During a school sustainability-focused hackathon, North Carolina State engineering students Nick Conlon, Hartley LeRoy, Nick Sischo and Goutham Subramanian were taken aback by the lack of efficiency within the waste removal market.
Garbage trucks average 2.5 miles per gallon and each burns about $42,000 of fuel a year, but often they’re picking up nearly-empty dumpsters, since they don’t have data to see if they’re full.

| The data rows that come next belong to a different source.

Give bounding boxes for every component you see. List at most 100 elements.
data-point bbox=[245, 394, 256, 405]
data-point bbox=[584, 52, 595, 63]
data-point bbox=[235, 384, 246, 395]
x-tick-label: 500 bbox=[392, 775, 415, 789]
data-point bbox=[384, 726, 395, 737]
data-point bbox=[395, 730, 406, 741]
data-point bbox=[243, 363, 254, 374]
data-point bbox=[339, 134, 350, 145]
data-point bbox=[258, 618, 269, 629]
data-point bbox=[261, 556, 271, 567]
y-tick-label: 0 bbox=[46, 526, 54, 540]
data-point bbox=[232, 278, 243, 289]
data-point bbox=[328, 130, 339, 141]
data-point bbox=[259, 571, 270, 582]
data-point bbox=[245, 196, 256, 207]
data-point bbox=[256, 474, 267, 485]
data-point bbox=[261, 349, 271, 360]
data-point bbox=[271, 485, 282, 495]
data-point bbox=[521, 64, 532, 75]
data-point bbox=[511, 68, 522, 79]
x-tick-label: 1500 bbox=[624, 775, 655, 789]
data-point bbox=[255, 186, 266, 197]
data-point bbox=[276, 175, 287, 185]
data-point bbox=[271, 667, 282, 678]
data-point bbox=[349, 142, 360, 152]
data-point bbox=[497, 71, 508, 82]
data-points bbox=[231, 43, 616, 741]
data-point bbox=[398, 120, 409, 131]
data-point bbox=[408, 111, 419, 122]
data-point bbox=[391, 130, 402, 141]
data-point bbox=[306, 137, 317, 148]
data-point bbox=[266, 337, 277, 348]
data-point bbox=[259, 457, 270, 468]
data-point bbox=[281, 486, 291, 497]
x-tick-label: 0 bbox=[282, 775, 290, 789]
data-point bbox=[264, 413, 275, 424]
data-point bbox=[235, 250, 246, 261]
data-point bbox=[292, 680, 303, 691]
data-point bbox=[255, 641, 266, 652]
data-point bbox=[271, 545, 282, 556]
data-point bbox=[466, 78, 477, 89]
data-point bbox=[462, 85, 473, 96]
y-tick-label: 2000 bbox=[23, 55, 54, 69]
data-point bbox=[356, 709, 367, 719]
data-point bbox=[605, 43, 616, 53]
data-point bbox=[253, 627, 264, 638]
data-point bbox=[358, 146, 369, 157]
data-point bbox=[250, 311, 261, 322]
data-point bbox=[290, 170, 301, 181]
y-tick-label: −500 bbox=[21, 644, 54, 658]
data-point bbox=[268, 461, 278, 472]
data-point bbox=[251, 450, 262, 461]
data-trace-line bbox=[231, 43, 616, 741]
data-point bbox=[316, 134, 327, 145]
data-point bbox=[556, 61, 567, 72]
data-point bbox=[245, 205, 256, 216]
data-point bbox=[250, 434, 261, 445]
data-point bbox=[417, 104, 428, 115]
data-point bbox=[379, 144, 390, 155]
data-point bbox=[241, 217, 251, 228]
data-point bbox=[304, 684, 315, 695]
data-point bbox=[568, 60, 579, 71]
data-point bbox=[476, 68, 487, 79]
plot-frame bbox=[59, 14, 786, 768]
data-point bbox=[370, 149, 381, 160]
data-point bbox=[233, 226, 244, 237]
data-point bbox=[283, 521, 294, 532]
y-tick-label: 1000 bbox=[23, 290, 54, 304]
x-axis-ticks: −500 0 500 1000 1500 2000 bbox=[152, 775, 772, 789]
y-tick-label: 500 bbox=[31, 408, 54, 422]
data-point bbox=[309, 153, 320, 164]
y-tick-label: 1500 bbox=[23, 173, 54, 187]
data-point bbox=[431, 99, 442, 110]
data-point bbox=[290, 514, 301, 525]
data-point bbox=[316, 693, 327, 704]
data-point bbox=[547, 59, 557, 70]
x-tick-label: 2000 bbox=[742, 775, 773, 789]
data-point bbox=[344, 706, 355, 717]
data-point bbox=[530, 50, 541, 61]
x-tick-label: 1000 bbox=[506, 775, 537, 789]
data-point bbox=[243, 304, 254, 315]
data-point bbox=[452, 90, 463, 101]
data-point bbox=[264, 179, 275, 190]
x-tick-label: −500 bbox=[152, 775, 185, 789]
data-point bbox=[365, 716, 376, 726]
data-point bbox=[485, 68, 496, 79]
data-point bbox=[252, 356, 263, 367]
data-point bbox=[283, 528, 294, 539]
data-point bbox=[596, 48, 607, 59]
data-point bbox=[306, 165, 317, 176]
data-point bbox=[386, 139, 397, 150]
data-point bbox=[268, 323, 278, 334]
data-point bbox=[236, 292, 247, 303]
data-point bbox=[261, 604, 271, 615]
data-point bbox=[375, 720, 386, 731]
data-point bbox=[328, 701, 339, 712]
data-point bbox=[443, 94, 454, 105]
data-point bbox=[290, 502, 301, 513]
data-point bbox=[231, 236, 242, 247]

With fuel accounting for about 20 percent of total costs in the waste collection industry, dumpster sensor startup Trashr aims to help waste collection be more efficient by alerting companies to the optimal time for pickup.
“Picking up those dumpsters at optimal times can reduce time on the road and improved service,” says Sischo.
“What that means for the producer of the trash is that they get better pickups, meaning their trash is never full, stinking up the place,” he says. “The institution that’s collecting benefits because they reduced their fuel usage and they also make less trips to the dump where they have to pay five pounds for the waste.”
Trashr’s battery-powered smart sensors attach to the dumpster and let the hauler know the best time to add it to their pickup route while adhering to health and safety restrictions, such as that food waste shouldn’t sit outside for more than 2-3 days. The machine learning and behavioral analytics components of the dashboard can help an organization like a university “generate an optimum path and collection efforts based on the waste cycle of the entire semester.”
“Our current sensor model collects the volumetric fill data using an ultrasonic sensor, meaning it creates a sound profile of the dumpster depending on how full it is and then sends those readings back to our online dashboard,” says Sischo.
Following installation, the sensor generates a profile of the dumpster’s measurements over the next week and uses that to compare once the dumpster has trash in it. The accompanying platform allows the organization to track their dumpsters, see on a map small icons indicating fullness level, and access accompanying reports with the sensor data. Organizations can obtain Trashr’s service through a subscription model with optional add-ons like data analysis.
Sischo shares that most of their current customers monitor dumpsters that are far off the route of most of their waste collection. They have two sensor models, one for open rectangular dumpsters and one for residential closed dumpsters. They’re currently working on an API of the software to be able to quickly integrate with the organization’s already existing software.
The entire team is currently in their senior year, and they’re using this time to take advantage of school programs and grants to continue validating their customer base while bootstrapping. They will pursuing a seed round earmarked for growth within the next couple of months.
The startup is currently working with the city of Durham through their Innovate Durham program — a 12-week stint where they gain access to the city’s resources to solve local waste management issues.
“We’re currently monitoring the city’s dumpsters and helping them improve and optimize their waste collection system,” says Sischo. “Not only does that benefit the citizens in the city of Durham, but it could also reduce tax load on them in the long run.”